Thank you Jules for your well reasoned message.
I have owned Intel since 1983 so I certainly count as a long term holder. I would add to your message that Intel has been particularly strong in their protection of their own intellectual property.
On the flip side, and this is where individuals with much more legal and business experience than I have might comment, our legal system permits shenanigans that defy logic. Let me tell you a short story.
The company I work for is Hazeltine. In the mid 50s Hazeltine developed the technology and the attendent patents that covered a large number of circuits in color tv receivers. They sold these patents to tv manufacturers as a bundle - buy them all or buy none. This was standard practice for patent holders back then.
Zenith tried to break the patents by finding alternative solutions that bypassed Hazeltine patents. They broke all but one. They tried to buy the one and Hazeltine said no. Zenith then DELIBERATELY SIMPLY USED THE HAZELTINE INVENTION they couldn't bypass in their receivers. Hazeltine sued. Zenith countersued saying that our policy of selling patent pools was restraint of trade. We won in federal court. Zenith appealed. We won in the federal appeals court. Zenith appealed to the Supreme Court. In a 5-4 landmark decision that is still studied in law schools, the Supreme Court decided that Zenith was in the right and awarded TREBLE damages to them and almost drove Hazeltine out of business. In this case the Supreme Court rewrote the law and declared that selling patent pools only was restraint of trade. The Supreme court effectively outlawed the way patents had been sold for 180 years in the US with that decision.
I am not arguing who was right and who was wrong. I am saying that enterring the court system on the assumption that you have acted entirely within the law based on PAST RULINGS and PRECEDENT in this case nearly busted a fine company.

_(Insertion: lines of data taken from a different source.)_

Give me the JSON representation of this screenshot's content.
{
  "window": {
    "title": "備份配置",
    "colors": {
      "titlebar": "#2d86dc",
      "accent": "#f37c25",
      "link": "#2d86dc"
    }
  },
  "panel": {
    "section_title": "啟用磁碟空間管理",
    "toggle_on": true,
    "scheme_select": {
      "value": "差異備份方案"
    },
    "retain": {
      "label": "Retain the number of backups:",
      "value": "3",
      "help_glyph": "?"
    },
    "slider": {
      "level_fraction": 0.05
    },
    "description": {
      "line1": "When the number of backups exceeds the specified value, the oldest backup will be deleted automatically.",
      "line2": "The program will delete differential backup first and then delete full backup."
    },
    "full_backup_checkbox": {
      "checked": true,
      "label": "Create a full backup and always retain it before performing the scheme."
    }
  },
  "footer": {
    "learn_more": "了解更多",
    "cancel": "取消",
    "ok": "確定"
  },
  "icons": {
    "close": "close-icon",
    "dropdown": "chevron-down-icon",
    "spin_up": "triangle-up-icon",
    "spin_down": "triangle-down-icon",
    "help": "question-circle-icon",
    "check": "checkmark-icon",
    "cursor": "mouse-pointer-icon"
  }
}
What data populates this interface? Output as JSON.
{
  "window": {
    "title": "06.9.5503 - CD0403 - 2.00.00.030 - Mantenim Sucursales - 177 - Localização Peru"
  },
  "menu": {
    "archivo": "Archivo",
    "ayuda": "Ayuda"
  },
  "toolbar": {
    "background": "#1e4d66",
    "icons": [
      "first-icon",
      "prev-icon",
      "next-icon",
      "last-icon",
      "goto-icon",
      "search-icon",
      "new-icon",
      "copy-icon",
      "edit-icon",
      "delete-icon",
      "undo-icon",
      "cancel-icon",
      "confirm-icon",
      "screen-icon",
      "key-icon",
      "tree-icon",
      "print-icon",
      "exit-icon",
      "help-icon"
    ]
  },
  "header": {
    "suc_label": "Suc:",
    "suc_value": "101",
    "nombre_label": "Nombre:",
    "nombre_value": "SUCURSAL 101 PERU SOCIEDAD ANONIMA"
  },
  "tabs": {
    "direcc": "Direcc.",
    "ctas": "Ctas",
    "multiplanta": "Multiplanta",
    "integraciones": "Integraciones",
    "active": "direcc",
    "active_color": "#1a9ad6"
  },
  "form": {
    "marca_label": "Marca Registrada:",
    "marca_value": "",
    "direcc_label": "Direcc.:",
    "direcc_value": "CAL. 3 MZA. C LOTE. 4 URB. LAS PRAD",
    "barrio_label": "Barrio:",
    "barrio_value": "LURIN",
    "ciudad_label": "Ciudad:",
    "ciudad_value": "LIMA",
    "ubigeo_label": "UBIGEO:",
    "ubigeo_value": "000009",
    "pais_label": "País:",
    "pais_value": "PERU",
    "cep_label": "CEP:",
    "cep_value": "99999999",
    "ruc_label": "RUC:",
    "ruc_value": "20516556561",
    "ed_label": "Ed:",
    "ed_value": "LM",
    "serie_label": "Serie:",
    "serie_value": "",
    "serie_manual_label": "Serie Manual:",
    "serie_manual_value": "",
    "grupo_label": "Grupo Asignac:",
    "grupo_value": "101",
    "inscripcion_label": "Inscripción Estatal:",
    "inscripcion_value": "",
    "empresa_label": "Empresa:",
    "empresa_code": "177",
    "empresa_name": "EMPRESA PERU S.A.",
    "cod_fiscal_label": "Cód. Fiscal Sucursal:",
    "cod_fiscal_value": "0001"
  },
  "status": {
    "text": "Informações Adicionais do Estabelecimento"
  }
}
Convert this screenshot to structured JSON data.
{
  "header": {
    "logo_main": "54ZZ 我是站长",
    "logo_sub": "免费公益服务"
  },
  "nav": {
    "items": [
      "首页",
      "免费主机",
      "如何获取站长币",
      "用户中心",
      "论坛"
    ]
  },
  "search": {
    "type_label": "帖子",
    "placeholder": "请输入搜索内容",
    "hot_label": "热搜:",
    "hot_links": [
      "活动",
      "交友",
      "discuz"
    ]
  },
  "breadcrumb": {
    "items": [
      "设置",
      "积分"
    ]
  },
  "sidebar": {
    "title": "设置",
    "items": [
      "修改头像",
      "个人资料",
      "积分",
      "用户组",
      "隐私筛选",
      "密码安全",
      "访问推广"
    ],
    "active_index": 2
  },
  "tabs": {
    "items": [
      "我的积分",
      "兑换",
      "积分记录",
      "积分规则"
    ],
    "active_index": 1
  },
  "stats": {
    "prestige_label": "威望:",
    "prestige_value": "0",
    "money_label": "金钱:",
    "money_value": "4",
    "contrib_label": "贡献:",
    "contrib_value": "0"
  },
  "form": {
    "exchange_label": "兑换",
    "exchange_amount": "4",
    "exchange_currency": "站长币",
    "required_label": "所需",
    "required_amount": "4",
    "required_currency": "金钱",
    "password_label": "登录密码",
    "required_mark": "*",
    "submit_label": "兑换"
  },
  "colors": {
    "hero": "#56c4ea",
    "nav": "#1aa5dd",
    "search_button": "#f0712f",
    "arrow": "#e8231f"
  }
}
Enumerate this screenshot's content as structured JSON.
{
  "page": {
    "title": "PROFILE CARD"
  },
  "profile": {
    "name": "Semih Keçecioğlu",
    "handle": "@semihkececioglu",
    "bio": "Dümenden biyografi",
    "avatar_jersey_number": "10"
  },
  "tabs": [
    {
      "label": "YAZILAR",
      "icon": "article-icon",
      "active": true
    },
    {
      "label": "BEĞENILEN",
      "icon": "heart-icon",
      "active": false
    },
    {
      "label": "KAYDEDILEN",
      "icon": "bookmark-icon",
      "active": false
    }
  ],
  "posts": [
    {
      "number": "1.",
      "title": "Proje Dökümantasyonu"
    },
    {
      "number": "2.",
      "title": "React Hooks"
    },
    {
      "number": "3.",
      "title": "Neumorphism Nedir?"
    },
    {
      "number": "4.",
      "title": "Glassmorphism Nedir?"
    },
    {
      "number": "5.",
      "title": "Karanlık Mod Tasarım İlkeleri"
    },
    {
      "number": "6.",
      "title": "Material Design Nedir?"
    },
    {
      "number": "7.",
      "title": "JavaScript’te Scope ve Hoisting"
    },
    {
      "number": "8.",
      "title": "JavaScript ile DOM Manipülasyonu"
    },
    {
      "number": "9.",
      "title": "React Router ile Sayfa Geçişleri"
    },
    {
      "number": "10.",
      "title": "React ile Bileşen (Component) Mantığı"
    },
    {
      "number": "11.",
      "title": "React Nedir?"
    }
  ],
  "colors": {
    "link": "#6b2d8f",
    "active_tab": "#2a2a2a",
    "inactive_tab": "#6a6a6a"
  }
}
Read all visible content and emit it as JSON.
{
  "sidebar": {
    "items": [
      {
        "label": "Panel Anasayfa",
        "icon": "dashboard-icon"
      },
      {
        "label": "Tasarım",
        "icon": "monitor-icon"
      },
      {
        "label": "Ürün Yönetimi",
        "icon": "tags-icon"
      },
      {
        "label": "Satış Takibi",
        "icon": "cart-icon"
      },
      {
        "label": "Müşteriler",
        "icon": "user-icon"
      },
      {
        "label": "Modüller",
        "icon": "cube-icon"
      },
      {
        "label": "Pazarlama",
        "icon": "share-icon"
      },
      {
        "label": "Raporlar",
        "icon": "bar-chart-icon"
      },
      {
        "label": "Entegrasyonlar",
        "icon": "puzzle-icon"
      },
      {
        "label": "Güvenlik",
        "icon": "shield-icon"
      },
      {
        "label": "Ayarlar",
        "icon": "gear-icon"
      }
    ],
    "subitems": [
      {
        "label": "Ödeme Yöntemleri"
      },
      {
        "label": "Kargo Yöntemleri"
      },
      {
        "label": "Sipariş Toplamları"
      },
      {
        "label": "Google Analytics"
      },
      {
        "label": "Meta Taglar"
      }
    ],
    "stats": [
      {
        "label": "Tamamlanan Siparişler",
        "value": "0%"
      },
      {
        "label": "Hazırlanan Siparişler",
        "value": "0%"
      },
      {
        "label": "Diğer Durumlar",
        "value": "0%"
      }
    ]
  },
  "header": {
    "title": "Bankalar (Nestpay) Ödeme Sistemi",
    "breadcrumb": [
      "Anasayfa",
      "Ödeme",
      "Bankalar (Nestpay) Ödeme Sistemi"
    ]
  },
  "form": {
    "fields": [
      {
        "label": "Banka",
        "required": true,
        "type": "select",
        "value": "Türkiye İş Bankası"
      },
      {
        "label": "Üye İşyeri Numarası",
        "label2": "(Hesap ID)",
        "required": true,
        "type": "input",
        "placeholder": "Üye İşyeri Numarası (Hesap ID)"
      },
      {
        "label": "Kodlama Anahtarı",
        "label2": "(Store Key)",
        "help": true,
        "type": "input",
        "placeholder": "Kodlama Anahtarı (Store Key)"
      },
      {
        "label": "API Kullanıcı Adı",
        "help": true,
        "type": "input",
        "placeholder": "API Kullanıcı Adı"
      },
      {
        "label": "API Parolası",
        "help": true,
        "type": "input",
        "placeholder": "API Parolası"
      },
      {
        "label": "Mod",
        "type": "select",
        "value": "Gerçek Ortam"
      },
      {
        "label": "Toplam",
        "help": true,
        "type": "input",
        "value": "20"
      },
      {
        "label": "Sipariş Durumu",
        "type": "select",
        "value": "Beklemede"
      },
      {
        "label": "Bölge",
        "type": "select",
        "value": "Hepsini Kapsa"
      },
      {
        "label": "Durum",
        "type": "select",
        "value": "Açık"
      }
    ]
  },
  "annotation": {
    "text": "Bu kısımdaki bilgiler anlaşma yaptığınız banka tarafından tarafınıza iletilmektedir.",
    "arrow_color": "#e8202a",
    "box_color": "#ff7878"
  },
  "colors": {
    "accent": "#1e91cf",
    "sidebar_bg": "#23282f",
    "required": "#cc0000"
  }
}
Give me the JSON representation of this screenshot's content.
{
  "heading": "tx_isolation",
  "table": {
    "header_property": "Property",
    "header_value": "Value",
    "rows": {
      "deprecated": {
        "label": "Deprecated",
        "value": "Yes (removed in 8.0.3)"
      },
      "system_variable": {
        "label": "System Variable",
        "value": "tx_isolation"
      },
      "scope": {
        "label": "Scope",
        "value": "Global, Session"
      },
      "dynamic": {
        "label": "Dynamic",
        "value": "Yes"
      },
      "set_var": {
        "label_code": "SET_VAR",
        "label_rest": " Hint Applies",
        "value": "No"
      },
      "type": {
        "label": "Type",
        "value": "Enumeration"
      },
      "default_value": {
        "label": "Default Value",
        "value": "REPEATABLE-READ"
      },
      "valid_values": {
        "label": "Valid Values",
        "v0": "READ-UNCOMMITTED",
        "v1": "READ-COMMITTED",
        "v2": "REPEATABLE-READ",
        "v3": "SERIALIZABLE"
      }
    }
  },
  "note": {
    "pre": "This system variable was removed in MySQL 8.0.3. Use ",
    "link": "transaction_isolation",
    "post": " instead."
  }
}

I am telling this cautionary tale not because I believe that INTEL is not one the finest, most honorable corporations the world has ever seen. I am telling this tale because I believe that the US court system is incredibly unpredictable. DEC can portray itself as little David to the Goliath of Intel. As I have watched the famous court cases of today such as the first OJ trial, the Kennedy trial in Florida, the first Rodney King trial, and the cigarette cancer trials, I am convinced that good lawyers can represent up as down, black as white, night as day, good as bad rather easily.
So that is what I am concerned about. Enterring the legal thicket is high stakes gambling. Being in the right is useful, but certainly not decisive.
One more story. A gal was sued by a businessman for a transgression. The gal was absolutely in the wrong (or liable, I guess is the correct term). In any case, she countersued on some trumped up basis dreamed up by her attorney. Guess what, she defeated the original suit and prevailed in the countersuit. The party whom she had originally wronged had to pay a high dollar award to her (which must have been absolutely infuriating). True story. The moral is that I can't count on the courts to protect Intel if it is in the right, which is my current assumption. I suspect that a good attorney would tell Intel to settle out of court and to settle quickly. But I'm not an attorney and I certainly could be wrong.
Sorry for the length. Best regards and thanks for responding.